Que je suis inquiète ! J’aimerais autant ne point aimer que d’être obligée d’être sévère ; cependant elle dit que cela entretient l’amour, voilà qui est étrange ; on devrait bien changer une manière si incommode ; ceux qui l’on inventée n’aimaient pas tant que moi.
Scène XI
SILVIA, ARLEQUIN
Arlequin arrive.
SILVIA, en le voyant.
Voici mon amant ; que j’aurai de peine à me retenir !
Dès qu’Arlequin l’aperçoit, il vient à elle en sautant de joie ; il lui fait des caresses avec son chapeau, auquel il a attaché le mouchoir, il tourne autour de Silvia, tantôt il baise le mouchoir, tantôt il caresse Silvia.
ARLEQUIN
Vous voilà donc, mon petit cœur ?
SILVIA, en riant.
Oui, mon amant.
ARLEQUIN
Êtes-vous bien aise de me voir?
SILVIA
Assez.
ARLEQUIN, en répétant ce mot.
Assez, ce n’est pas assez.
SILVIA
Oh si fait, il n’en faut pas davantage.
Arlequin ici lui prend la main, Silvia paraît embarrassé.

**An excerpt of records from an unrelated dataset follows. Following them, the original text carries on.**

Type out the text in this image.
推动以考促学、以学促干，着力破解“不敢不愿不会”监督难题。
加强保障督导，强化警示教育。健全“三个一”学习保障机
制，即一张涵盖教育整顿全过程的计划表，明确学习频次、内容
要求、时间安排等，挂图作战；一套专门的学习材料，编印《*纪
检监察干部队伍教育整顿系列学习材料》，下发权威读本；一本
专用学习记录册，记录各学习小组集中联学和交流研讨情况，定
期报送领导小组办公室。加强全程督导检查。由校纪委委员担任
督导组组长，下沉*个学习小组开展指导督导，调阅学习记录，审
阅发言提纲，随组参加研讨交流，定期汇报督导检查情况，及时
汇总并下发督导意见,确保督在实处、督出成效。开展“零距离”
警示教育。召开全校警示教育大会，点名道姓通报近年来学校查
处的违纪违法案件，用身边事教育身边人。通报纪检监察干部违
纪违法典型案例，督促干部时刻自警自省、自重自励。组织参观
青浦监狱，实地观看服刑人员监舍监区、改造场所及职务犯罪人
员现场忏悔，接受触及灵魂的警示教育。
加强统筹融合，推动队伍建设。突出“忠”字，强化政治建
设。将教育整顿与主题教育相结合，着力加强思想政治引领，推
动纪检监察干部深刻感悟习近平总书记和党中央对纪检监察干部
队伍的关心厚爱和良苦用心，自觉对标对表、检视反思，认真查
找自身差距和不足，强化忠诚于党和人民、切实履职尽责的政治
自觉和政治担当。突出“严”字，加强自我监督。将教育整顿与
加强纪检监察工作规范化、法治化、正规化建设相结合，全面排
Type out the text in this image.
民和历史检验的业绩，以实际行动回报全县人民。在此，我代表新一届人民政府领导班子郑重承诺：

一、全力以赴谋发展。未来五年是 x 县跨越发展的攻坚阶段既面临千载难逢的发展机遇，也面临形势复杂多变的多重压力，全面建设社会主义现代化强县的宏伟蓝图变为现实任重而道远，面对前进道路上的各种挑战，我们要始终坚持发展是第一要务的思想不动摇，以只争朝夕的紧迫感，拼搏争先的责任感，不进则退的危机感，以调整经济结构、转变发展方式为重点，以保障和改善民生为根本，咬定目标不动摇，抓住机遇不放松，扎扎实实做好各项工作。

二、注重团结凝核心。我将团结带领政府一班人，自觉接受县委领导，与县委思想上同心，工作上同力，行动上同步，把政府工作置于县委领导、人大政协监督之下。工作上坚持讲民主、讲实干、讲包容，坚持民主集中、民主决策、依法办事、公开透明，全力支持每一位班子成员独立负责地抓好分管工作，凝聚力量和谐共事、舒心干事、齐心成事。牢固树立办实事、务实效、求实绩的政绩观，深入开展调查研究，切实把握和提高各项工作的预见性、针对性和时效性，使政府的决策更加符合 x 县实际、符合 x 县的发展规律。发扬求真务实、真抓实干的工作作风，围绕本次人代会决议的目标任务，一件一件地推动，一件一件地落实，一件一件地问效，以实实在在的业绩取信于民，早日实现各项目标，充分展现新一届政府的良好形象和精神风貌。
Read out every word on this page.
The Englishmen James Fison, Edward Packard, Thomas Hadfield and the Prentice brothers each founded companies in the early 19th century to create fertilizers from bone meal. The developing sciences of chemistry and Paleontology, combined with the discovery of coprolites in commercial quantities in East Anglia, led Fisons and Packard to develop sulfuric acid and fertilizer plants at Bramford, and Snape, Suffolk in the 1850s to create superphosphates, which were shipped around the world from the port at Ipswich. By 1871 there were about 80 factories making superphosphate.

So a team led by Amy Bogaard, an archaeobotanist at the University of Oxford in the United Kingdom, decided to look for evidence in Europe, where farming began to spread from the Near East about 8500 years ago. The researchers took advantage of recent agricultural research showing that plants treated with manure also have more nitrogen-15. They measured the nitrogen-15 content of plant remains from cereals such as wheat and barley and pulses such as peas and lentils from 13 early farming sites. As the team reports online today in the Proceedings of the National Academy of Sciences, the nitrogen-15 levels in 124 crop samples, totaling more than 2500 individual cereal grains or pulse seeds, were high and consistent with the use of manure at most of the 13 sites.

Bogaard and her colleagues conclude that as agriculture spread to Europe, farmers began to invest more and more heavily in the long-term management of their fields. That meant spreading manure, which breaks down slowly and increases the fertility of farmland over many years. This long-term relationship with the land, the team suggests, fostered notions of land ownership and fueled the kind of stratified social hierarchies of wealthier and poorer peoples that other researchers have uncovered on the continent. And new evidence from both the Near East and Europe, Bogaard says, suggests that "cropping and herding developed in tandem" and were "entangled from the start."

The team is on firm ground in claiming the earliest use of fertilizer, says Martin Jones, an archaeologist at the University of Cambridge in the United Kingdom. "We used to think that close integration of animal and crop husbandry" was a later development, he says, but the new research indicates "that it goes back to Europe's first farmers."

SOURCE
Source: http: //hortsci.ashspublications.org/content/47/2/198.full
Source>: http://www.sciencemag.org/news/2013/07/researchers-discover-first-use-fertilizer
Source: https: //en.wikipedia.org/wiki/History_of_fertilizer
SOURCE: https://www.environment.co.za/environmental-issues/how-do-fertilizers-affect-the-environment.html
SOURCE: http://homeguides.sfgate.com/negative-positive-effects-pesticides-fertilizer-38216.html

ARLEQUIN, en la tenant, dit.
Et moi, je ne veux pas que vous disiez comme cela.
Il veut alors lui baiser la main, en disant ces derniers mots.
SILVIA, retirant sa main.
Ne me baisez pas la main au moins.
ARLEQUIN, fâché.
Ne voilà-t-il pas encore ? Allez, vous êtes une trompeuse.
Il pleure.
SILVIA, tendrement, en lui prenant le menton.
Hélas ! mon petit amant, ne pleurez pas.
ARLEQUIN, continuant de gémir.
Vous m’aviez promis votre amitié.
SILVIA
Eh ! je vous l’ai donnée.
ARLEQUIN
Non : quand on aime les gens, on ne les empêche pas de baiser sa main. (En lui offrant la sienne.) Tenez, voilà la mienne ; voyez si je ferai comme vous.
SILVIA, en se ressouvenant des conseils de sa cousine
Oh ! Ma cousine dira ce qu’elle voudra, mais je ne puis y tenir. Là, là, consolez-vous, mon amant, et baisez ma main puisque vous en avez envie ; baisez, mais écoutez, n’allez pas me demander combien je vous aime, car je vous en dirais toujours la moitié moins qu’il n’y en a. Cela n’empêchera pas que, dans le fond, je ne vous aime de tout mon cœur ; mais vous ne devez pas le savoir, parce que cela vous ôterait votre amitié, on me l’a dit.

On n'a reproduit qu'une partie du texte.